A top Chinese official ended a two-week visit to Hong Kong Sunday, failing to diminish mounting concern here over the colony's future under China. Ji Pengfei, head of the Hong Kong and Macau Affairs Office here, was the most senior mainland representative to visit Hong Kong since the communist take-over in 1949. He holds the rank of vice-premier in the Chinese government.

His tour of the territory followed repeated warn-ings by Chinese officials -- including himself -- that Hong Kong's preparations for an autonomous administration under a Chinese flag are not to Peking's liking.

The comments have shaken the colony's fragile confidence in its future, and Mr. Ji clearly intended to repair some of the damage. But the most optimistic assessment of his visit is only that it has not worsened the anxiety being felt here.

Ji's unusually long stay also seemed to be partly a display of China's willingness to learn more about Hong Kong. It included visits to a power station, new harbor facilities, and an arts center.

It had been widely hoped, though less widely expected, that Ji also would signal China's acceptance of recent steps Hong Kong has taken toward an elected government. Under an agreement Britain and China reached last year, the territory is to administer itself for 50 years after 1997, when Britain's colonial leases expire.

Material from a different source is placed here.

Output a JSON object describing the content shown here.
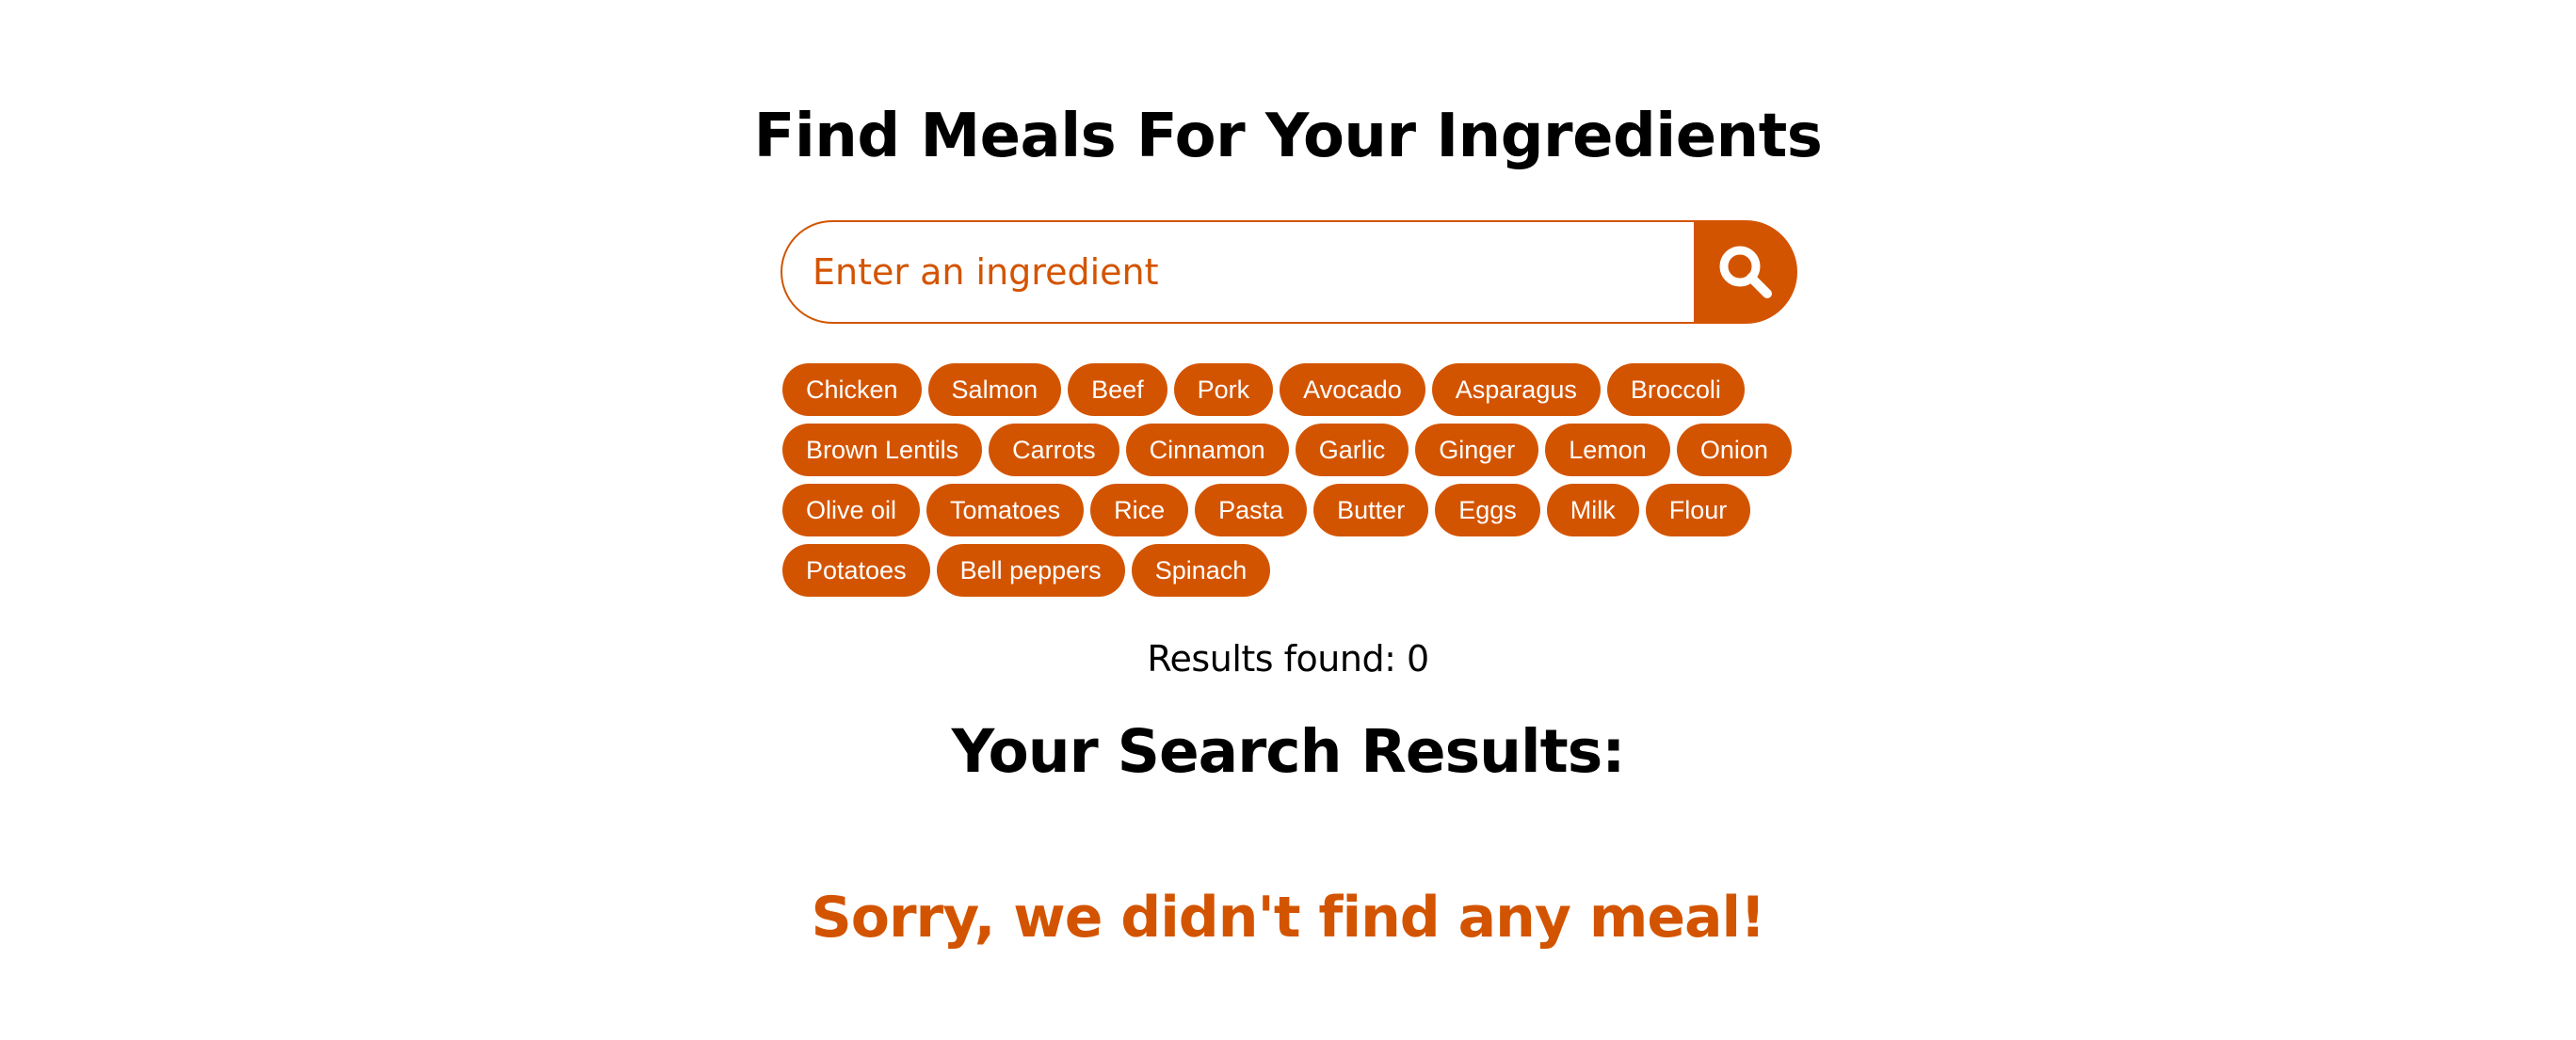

But Ji did not visit the Legislative Council, the focus of the territory's recent political reforms. Recent elections to the council provoked China's sharpest criticisms to date.

The decision to avoid this issue is viewed here as his most serious lapse -- and has apparently limited the impact of his other gestures of goodwill.

On his departure, Ji said that China has ``no concrete design, blueprint, nor any fixed preconception'' of how the territory is to be governed after Britain's departure. And he indicated for the first time that local courts may be given the authority to interpret a constitution for Hong Kong that is to be written in Peking.

These were received here as his most encouraging statements. But he also warned that ``we must not simply copy from abroad'' in structuring Hong Kong's political framework.